Oberlin is truly a place of opportunity, and every student can get a piece of that pie. The amazing opportunities are not for the select few, they are for the many (which in Oberlin's case is only 2,800!).
Reason# 3 - And so you can shine!
A result of reasons #1 and #2 combined, at Oberlin, it is exceedingly easy to be recognized for your achievements, both in comparison to your classmates and to non-Obie peers. What I want to tell my sis is that at NYU, it's near impossible to be more than a face in the 25,000-student crowd. At Oberlin, the opposite is true; instead of a blurred, faceless crowd, we're more like a sharp, many-faced bunch. The community that results is one which is all at once diverse, knowable, strange, and inspiring.
It gives you this weird sense of empowerment - I am an individual and I can do anything.
Reason #4 - Research!!!
To be continued in the next blog post, since it needs a post of its own.
Reason #5 - You can't walk on campus for more than 5 minutes without seeing someone you can say hello to. And it's great.
Plus, if you meet someone (at a party, at the dining hall, etc), you will definitely see them again. The same can't be said about meeting people at NYU.
Reason #6 - There are fewer people between you and your administration.
Although you are assigned an ID number (mostly for dining hall and registration purposes), you are more than that to the administration, and your voice can be heard. Over coffee with the President of the college, even, which is open to all students once a month.
Reason #7 - Nobody is mean to you when you work at the dining halls!
I learned recently from some of my big-school friends that apparently student dining hall workers at larger schools often get treated pretty scummily.

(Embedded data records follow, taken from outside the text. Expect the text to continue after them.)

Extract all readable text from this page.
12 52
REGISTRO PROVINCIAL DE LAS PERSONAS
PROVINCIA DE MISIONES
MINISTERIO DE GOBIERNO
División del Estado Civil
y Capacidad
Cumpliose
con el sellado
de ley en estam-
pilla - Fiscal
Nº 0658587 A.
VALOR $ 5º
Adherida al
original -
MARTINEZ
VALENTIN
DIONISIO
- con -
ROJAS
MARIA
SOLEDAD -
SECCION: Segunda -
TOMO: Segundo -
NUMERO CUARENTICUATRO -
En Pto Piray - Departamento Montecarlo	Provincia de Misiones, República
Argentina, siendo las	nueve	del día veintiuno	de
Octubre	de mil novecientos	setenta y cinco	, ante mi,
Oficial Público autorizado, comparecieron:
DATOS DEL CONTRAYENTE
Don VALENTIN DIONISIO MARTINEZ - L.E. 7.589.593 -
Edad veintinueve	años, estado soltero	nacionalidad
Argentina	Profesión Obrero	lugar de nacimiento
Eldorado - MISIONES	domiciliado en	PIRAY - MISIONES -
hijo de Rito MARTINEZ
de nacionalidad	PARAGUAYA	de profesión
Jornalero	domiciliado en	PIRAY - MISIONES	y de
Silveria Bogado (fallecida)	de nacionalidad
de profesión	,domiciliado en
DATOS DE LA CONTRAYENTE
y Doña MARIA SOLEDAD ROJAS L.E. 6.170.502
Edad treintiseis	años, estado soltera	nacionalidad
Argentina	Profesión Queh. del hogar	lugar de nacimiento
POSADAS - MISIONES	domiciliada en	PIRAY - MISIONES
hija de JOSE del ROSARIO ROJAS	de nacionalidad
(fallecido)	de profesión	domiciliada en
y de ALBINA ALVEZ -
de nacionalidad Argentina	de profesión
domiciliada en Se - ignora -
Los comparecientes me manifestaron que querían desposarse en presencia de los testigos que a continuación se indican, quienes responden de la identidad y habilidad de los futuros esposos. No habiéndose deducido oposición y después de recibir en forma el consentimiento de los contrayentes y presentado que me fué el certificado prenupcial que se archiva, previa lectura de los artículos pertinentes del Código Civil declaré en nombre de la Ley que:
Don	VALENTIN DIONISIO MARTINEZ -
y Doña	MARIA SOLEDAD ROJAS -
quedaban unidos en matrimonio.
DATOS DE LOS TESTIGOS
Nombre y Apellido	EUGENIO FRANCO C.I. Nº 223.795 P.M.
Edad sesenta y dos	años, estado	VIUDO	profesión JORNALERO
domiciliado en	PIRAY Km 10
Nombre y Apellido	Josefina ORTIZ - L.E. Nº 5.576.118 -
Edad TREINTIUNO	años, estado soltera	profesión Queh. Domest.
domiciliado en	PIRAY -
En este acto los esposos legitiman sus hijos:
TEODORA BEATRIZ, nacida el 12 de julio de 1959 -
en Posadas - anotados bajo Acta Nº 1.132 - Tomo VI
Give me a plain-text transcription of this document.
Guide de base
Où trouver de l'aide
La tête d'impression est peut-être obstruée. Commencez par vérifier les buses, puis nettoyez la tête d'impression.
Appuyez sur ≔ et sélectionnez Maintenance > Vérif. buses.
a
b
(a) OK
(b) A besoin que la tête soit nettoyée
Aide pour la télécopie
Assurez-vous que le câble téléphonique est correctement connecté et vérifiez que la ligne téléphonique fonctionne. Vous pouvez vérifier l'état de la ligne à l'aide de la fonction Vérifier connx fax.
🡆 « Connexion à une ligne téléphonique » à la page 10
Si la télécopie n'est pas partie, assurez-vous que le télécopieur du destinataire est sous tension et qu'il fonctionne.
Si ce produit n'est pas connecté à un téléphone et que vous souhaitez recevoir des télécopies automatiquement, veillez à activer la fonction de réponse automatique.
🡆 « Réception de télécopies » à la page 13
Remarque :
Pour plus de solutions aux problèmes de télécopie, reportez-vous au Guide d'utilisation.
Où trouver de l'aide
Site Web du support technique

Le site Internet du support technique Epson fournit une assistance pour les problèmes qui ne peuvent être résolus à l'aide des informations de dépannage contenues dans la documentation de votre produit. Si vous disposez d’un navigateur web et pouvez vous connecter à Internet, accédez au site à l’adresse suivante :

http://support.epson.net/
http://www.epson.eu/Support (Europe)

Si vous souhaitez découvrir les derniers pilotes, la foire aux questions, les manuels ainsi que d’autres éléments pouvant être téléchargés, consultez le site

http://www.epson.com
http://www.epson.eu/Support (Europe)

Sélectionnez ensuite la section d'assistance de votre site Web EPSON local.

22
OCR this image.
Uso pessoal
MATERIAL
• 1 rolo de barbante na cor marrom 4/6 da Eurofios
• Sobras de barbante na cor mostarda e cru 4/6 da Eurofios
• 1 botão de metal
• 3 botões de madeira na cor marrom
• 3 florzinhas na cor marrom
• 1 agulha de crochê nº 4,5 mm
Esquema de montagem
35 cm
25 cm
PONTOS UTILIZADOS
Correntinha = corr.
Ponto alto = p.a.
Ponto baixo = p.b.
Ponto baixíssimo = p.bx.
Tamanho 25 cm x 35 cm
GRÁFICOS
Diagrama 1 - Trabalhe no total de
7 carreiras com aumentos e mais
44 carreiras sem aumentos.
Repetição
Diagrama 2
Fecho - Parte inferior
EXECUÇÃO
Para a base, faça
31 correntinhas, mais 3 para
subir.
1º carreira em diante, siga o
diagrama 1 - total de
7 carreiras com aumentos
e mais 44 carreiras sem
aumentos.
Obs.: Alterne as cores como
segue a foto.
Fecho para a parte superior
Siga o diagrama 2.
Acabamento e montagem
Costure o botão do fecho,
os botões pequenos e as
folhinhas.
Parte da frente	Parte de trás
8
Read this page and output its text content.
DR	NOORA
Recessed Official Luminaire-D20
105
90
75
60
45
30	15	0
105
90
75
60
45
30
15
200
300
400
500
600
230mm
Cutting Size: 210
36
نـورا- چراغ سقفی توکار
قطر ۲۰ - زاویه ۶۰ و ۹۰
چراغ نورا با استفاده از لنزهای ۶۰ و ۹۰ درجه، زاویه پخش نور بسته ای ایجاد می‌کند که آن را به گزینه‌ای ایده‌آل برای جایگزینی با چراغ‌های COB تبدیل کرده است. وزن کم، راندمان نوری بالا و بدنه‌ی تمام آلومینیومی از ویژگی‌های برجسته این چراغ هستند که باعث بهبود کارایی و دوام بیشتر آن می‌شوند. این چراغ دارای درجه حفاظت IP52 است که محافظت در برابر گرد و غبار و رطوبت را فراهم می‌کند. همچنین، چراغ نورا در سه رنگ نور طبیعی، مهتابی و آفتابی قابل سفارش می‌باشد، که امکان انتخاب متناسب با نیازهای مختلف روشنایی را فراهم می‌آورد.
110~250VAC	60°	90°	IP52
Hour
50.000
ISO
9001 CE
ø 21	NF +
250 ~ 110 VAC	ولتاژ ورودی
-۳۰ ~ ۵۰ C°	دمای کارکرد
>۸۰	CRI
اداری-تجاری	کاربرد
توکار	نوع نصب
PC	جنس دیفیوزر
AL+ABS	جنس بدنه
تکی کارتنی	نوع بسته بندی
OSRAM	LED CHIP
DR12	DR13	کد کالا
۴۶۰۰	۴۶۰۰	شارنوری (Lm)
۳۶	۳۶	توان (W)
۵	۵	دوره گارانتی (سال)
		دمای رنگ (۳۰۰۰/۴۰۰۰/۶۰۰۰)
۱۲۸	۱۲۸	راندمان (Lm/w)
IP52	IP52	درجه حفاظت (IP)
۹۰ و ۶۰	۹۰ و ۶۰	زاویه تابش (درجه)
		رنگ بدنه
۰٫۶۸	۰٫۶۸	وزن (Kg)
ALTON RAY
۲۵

As someone who has worked virtually every dining hall position in two different dining halls, no one has ever been less than courteous to me, whether I was swiping their ID cards, serving them food, or cleaning up after they spilled salad dressing everywhere. Whether it is because Oberlin students are just all-around great people, or because they know that if they are jerks to me, they will run into me again and I will give them the angry eyes, it works and it's really nice!
In all seriousness, I think that when your community is as small as Oberlin's, it is hard to dehumanize or objectify your peers. Rather than a blurry collective of strangers, the people you interact with on a daily basis are each inexorably connected to you, whether they be a friend-of-a-friend-of-a-friend, or that guy who always ended up leaving Dascomb for class the same time as you every morning freshman year.
I could go on and on and on, but I think I've provided you with enough "Go Small!" propaganda for now. Although I will willingly admit going to a smaller school has its own drawbacks and limitations, I think that coming to Oberlin was the best choice I could have made for my undergraduate education.